Open esophagectomy: There are many different techniques and approaches used in operating on esophageal cancer. The esophagus can be removed with the main incision (cut) in the chest -- this is called a transthoracic esophagectomy. If the main incision is in the abdomen, it is called a tranhiatal esophagectomy. Some techniques involve incisions in the neck, chest, and abdomen. You and your surgeon should discuss in detail the operation planned for you and what you can expect. The surgeon may use pictures to describe how the operation will be done. No matter what approach is used, this is not a simple operation and it may require a long hospital stay.

If the cancer has not yet spread beyond the esophagus, removing the esophagus may be able to cure the cancer. Unfortunately, most esophageal cancers are not found early enough for doctors to cure then with surgery. In patients who can't be cured with surgery, an operation may still be done to help reduce symptoms. Surgery often helps with trouble swallowing, making it easier for them to eat and maintain good nutrition.

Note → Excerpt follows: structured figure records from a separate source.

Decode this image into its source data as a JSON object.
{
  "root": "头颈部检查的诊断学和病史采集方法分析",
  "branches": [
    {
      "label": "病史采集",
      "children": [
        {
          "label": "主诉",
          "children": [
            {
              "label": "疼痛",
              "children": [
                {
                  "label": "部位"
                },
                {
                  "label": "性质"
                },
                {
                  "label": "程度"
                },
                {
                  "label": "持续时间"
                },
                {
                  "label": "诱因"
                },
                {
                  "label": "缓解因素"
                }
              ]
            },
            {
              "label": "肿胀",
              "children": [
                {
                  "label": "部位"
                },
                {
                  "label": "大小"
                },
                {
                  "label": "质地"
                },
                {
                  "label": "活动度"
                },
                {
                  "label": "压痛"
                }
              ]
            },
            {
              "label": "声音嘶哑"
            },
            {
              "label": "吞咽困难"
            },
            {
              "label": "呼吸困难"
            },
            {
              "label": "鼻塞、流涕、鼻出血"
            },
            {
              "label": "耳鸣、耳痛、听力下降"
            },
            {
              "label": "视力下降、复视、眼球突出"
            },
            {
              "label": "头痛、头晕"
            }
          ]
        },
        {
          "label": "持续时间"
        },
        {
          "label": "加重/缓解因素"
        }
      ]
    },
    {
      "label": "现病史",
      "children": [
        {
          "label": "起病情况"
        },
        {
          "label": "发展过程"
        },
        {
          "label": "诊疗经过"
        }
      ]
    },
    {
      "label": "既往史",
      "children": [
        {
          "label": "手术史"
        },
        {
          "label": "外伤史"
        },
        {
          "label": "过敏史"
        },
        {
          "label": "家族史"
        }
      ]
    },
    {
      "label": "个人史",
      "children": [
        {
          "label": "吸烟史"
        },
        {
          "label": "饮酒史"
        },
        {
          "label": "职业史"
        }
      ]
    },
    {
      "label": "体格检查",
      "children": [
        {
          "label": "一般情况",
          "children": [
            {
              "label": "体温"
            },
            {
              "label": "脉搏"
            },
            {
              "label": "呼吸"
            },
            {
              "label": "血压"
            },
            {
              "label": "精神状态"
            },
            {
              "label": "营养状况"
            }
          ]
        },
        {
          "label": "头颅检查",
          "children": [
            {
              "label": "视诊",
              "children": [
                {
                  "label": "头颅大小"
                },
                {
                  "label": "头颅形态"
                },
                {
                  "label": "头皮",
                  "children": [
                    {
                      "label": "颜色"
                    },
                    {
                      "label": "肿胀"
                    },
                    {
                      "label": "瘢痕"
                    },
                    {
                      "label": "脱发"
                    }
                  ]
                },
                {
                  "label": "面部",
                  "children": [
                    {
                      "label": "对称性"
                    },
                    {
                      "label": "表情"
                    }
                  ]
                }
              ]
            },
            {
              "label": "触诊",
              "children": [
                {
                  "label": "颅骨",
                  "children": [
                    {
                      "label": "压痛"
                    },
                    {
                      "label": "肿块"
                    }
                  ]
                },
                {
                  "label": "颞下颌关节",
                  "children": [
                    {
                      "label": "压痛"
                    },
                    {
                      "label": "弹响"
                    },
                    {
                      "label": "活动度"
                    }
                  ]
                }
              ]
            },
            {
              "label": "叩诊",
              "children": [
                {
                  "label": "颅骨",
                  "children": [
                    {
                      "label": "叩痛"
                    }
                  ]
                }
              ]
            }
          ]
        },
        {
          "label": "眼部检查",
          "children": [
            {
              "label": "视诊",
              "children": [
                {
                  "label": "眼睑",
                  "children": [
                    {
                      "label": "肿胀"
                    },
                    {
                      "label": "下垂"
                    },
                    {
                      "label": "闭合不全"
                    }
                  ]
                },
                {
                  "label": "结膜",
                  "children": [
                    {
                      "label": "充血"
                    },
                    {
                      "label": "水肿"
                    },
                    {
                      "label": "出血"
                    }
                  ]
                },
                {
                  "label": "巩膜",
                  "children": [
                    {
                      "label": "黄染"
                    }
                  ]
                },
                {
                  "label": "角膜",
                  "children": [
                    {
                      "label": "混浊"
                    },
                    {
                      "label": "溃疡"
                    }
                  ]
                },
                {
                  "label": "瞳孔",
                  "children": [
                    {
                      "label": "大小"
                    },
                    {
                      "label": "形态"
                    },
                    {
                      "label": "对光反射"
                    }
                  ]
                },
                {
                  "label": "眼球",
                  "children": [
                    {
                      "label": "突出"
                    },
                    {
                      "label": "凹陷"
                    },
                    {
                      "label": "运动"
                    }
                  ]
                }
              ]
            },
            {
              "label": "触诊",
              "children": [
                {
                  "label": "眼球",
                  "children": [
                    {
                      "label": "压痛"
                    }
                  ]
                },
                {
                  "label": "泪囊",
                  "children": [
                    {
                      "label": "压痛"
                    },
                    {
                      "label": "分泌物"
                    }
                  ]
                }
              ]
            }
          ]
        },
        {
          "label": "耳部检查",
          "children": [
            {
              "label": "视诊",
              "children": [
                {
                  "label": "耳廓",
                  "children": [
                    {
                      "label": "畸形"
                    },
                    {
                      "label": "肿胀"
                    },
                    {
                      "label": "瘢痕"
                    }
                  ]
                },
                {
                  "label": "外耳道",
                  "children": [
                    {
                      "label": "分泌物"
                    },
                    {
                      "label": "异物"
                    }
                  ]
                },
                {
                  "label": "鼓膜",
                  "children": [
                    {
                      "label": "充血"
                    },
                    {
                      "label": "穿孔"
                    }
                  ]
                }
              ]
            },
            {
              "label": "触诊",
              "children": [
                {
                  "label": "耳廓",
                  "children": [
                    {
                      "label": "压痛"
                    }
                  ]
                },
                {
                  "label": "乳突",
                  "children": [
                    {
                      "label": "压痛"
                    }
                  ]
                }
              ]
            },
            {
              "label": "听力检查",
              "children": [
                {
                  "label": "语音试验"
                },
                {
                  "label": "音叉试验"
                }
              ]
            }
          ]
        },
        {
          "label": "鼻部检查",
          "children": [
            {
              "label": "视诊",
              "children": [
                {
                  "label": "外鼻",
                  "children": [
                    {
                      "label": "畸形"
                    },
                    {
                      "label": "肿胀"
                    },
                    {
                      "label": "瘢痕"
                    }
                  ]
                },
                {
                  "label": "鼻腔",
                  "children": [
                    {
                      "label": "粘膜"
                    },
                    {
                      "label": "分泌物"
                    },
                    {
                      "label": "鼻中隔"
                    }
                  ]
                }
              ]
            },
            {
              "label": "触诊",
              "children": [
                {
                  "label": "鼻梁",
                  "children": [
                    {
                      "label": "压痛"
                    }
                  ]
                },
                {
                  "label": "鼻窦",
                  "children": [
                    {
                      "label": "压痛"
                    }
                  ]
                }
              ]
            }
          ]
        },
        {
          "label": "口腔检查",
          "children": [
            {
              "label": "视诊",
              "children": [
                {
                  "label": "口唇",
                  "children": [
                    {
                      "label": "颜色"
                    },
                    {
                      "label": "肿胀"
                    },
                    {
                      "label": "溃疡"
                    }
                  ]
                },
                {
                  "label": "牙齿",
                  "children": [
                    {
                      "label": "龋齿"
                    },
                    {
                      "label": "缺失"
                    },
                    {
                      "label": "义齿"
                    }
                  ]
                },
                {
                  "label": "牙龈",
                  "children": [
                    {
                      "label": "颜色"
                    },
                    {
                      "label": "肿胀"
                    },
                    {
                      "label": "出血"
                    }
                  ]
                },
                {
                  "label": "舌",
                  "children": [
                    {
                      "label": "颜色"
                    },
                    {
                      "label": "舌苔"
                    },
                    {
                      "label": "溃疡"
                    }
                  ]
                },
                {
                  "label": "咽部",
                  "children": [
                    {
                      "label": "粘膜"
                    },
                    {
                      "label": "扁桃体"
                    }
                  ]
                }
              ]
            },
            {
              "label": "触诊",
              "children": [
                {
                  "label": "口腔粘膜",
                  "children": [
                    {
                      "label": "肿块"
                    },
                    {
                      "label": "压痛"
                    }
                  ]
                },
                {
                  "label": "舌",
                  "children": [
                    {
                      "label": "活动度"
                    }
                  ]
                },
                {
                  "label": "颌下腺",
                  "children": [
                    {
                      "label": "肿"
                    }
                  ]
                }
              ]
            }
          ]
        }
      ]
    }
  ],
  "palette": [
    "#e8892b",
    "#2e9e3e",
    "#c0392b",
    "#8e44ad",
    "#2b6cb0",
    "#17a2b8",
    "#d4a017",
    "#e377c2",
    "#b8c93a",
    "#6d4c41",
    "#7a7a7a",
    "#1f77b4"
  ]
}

Minimally invasive esophagectomy: The esophagus can also be removed through several small incisions instead of 1 or 2 large incisions. This is called a minimally invasive esophagectomy. The surgeon puts a scope (like a tiny telescope) through 1 of the incisions. This allows the surgeon to see everything during the operation. Then the surgical instruments go in through some smaller incisions. In order to do this type of procedure well, the surgeon needs to be highly skilled and with a great deal of experience removing the esophagus under laparascopic guidance. A successful minimally invasive esophagectomy allows the patient to leave the hospital sooner and recover faster. This approach is used most often for early (small) cancers.

Risks and side effects

Like most serious operations, surgery of the esophagus has some risks. A heart attack or a blood clot in the lungs or the brain can occur during or after the operation. There may be a leak at the place where the stomach is connected to the esophagus. This complication is not as common as it used to be because of improvements in surgical techniques. After the operation, the stomach may empty too slowly because the nerves that control its contractions can be affected by surgery. This can, in a few cases, lead to frequent nausea and vomiting.

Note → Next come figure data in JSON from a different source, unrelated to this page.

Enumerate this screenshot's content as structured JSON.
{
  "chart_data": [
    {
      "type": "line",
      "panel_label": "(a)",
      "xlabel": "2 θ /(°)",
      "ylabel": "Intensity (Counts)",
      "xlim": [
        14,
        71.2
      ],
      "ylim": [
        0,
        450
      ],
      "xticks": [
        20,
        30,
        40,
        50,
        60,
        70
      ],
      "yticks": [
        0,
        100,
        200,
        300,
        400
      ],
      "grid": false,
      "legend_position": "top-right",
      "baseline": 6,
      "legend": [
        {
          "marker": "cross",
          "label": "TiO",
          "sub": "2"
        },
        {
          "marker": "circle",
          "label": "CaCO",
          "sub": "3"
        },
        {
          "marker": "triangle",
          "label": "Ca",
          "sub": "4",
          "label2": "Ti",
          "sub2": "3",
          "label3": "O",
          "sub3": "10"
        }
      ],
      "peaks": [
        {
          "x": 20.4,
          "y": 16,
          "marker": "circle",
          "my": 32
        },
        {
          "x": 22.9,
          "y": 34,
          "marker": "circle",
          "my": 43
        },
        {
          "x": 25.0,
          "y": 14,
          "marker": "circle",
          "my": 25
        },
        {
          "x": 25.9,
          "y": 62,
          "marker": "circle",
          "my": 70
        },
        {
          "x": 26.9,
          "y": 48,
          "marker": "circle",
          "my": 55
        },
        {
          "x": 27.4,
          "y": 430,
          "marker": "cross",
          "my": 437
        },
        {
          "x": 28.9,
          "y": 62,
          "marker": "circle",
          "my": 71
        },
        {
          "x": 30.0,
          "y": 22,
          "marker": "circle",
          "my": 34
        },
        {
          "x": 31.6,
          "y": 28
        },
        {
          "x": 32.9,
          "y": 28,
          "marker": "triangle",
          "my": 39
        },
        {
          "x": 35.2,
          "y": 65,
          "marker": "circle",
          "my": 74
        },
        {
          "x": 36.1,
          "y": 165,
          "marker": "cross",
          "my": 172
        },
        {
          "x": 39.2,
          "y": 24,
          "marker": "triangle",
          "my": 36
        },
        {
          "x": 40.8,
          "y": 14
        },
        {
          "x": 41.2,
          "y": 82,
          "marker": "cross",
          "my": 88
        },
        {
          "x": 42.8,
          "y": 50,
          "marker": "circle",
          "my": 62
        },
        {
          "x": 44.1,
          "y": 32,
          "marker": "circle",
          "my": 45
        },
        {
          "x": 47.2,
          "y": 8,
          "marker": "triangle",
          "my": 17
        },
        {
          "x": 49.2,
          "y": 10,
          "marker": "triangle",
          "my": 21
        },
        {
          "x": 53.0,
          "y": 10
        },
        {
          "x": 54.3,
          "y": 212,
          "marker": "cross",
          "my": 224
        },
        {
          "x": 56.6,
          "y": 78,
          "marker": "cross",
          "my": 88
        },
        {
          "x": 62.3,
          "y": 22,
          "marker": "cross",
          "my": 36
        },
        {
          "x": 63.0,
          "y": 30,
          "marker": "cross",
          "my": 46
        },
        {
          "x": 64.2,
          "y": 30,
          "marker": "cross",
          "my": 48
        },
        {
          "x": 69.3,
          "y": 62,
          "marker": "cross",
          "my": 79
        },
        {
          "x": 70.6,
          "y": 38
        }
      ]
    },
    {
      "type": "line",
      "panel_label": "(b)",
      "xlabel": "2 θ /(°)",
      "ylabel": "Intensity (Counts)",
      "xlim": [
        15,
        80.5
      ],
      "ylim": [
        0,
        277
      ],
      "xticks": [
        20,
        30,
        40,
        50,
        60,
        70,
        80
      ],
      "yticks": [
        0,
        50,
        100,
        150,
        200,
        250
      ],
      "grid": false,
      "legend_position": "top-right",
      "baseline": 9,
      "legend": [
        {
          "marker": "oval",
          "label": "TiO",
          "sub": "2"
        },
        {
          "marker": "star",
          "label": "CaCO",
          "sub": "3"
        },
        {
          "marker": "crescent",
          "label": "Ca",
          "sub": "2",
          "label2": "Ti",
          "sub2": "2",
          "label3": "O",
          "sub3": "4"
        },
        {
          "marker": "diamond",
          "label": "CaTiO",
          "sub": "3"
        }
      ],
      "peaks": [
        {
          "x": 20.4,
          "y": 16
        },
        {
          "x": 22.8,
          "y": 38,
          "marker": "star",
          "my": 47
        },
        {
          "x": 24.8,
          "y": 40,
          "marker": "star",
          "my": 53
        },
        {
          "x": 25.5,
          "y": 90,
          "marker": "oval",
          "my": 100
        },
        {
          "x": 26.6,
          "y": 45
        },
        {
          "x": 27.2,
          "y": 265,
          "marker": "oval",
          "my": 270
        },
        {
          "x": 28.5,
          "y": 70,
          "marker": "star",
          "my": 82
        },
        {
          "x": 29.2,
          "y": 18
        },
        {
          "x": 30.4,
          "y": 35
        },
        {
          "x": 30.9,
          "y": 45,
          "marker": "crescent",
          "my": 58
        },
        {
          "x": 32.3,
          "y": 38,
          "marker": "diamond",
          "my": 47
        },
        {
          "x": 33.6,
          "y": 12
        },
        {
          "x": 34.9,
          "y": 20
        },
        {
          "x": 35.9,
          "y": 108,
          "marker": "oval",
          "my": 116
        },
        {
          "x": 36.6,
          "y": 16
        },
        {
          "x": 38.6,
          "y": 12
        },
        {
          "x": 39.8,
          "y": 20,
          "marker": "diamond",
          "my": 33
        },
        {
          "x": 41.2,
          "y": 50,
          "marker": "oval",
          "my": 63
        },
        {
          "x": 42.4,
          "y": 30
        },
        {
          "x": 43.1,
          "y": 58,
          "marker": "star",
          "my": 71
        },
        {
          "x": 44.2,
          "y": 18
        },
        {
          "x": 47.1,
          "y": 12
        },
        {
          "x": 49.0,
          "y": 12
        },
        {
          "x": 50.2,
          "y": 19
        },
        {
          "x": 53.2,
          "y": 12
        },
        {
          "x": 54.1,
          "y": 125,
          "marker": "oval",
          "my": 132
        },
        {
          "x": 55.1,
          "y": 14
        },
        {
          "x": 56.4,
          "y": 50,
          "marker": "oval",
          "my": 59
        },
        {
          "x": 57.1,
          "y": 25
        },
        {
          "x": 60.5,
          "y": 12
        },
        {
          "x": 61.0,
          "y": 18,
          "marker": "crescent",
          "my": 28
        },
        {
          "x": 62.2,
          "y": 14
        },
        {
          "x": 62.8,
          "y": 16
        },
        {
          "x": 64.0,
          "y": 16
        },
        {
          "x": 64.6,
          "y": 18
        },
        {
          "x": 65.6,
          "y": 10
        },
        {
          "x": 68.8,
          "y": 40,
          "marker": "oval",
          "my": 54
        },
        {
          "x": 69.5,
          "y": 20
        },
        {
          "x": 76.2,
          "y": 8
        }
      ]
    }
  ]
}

Infection is a risk with any surgery. Strictures (narrowing) can form where the esophagus is surgically connected to the stomach and cause difficulty swallowing in about 10% to 15% of patients. To relieve this symptom, these strictures can be expanded during an upper endoscopy procedure. After surgery, bile and stomach contents can enter the esophagus because the lower esophageal sphincter is often removed or changed by the surgery. This can cause symptoms such as heartburn. Sometimes antacids or motility drugs can help relieve these symptoms.

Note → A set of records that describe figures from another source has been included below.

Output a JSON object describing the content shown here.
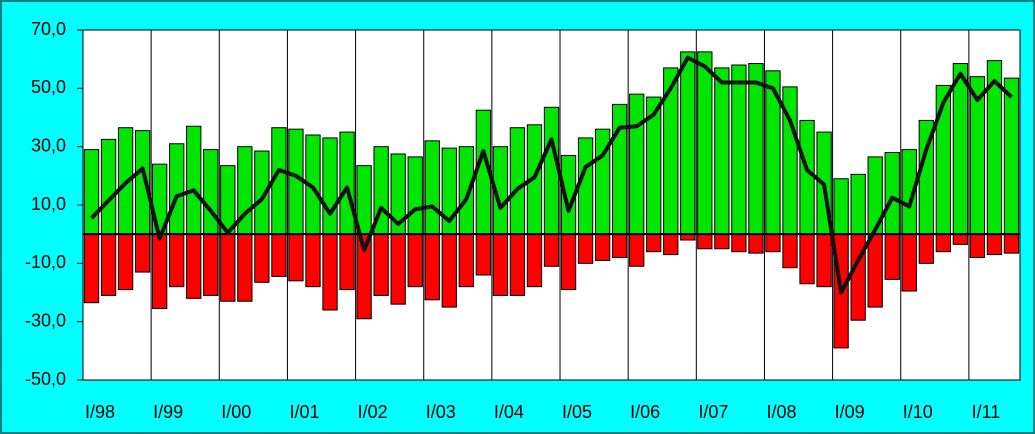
{
  "chart_data": {
    "type": "bar",
    "categories": [
      "I/98",
      null,
      null,
      null,
      "I/99",
      null,
      null,
      null,
      "I/00",
      null,
      null,
      null,
      "I/01",
      null,
      null,
      null,
      "I/02",
      null,
      null,
      null,
      "I/03",
      null,
      null,
      null,
      "I/04",
      null,
      null,
      null,
      "I/05",
      null,
      null,
      null,
      "I/06",
      null,
      null,
      null,
      "I/07",
      null,
      null,
      null,
      "I/08",
      null,
      null,
      null,
      "I/09",
      null,
      null,
      null,
      "I/10",
      null,
      null,
      null,
      "I/11",
      null,
      null
    ],
    "series": [
      {
        "type": "bar",
        "color": "#00e600",
        "values": [
          29,
          32.5,
          36.5,
          35.5,
          24,
          31,
          37,
          29,
          23.5,
          30,
          28.5,
          36.5,
          36,
          34,
          33,
          35,
          23.5,
          30,
          27.5,
          26.5,
          32,
          29.5,
          30,
          42.5,
          30,
          36.5,
          37.5,
          43.5,
          27,
          33,
          36,
          44.5,
          48,
          47,
          57,
          62.5,
          62.5,
          57,
          58,
          58.5,
          56,
          50.5,
          39,
          35,
          19,
          20.5,
          26.5,
          28,
          29,
          39,
          51,
          58.5,
          54,
          59.5,
          53.5
        ]
      },
      {
        "type": "bar",
        "color": "#ff0000",
        "values": [
          -23.5,
          -21,
          -19,
          -13,
          -25.5,
          -18,
          -22,
          -21,
          -23,
          -23,
          -16.5,
          -14.5,
          -16,
          -18,
          -26,
          -19,
          -29,
          -21,
          -24,
          -18,
          -22.5,
          -25,
          -18,
          -14,
          -21,
          -21,
          -18,
          -11,
          -19,
          -10,
          -9,
          -8,
          -11,
          -6,
          -7,
          -2,
          -5,
          -5,
          -6,
          -6.5,
          -6,
          -11.5,
          -17,
          -18,
          -39,
          -29.5,
          -25,
          -15.5,
          -19.5,
          -10,
          -6,
          -3.5,
          -8,
          -7,
          -6.5
        ]
      },
      {
        "type": "line",
        "color": "#111111",
        "values": [
          5.5,
          11.5,
          17.5,
          22.5,
          -1.5,
          13,
          15,
          8,
          0.5,
          7,
          12,
          22,
          20,
          16,
          7,
          16,
          -5.5,
          9,
          3.5,
          8.5,
          9.5,
          4.5,
          12,
          28.5,
          9,
          15.5,
          19.5,
          32.5,
          8,
          23,
          27,
          36.5,
          37,
          41,
          50,
          60.5,
          57.5,
          52,
          52,
          52,
          50,
          39,
          22,
          17,
          -20,
          -9,
          1.5,
          12.5,
          9.5,
          29,
          45,
          55,
          46,
          52.5,
          47
        ]
      }
    ],
    "ylim": [
      -50,
      70
    ],
    "yticks": [
      {
        "value": 70,
        "label": "70,0"
      },
      {
        "value": 50,
        "label": "50,0"
      },
      {
        "value": 30,
        "label": "30,0"
      },
      {
        "value": 10,
        "label": "10,0"
      },
      {
        "value": -10,
        "label": "-10,0"
      },
      {
        "value": -30,
        "label": "-30,0"
      },
      {
        "value": -50,
        "label": "-50,0"
      }
    ]
  }
}
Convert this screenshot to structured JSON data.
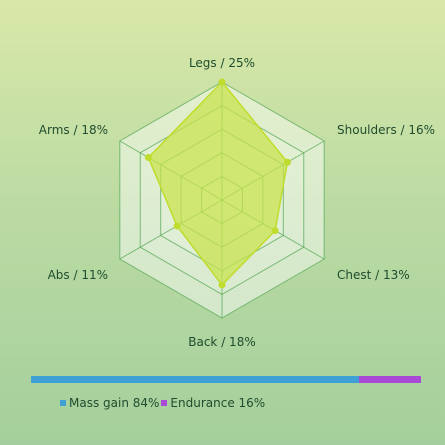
{
  "chart_data": {
    "type": "radar",
    "axes": [
      "Legs",
      "Shoulders",
      "Chest",
      "Back",
      "Abs",
      "Arms"
    ],
    "values": [
      25,
      16,
      13,
      18,
      11,
      18
    ],
    "axis_labels": [
      "Legs / 25%",
      "Shoulders / 16%",
      "Chest / 13%",
      "Back / 18%",
      "Abs / 11%",
      "Arms / 18%"
    ],
    "rmax": 25,
    "rings": 5,
    "colors": {
      "fill": "#c8e34a",
      "stroke": "#c0dc2c",
      "grid": "#5aaa5a"
    },
    "split": {
      "segments": [
        {
          "name": "Mass gain",
          "value": 84,
          "label": "Mass gain 84%",
          "color": "#3fa0d4"
        },
        {
          "name": "Endurance",
          "value": 16,
          "label": "Endurance 16%",
          "color": "#a84ad6"
        }
      ]
    }
  }
}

Some of these complications may be fatal. The risk of dying from this operation is related to the hospital and doctor's experience with these procedures. In general, the best outcomes are achieved with surgeons and hospitals that have the most experience. This is why patients should not hesitate to ask the surgeon about his or her experience - how often they operate on the esophagus, how many times they have done this procedure, and what percent of their patients have died after this surgery. The hospital where the surgery is done is also important, and any hospital that you consider should be willing to show you survival statistics.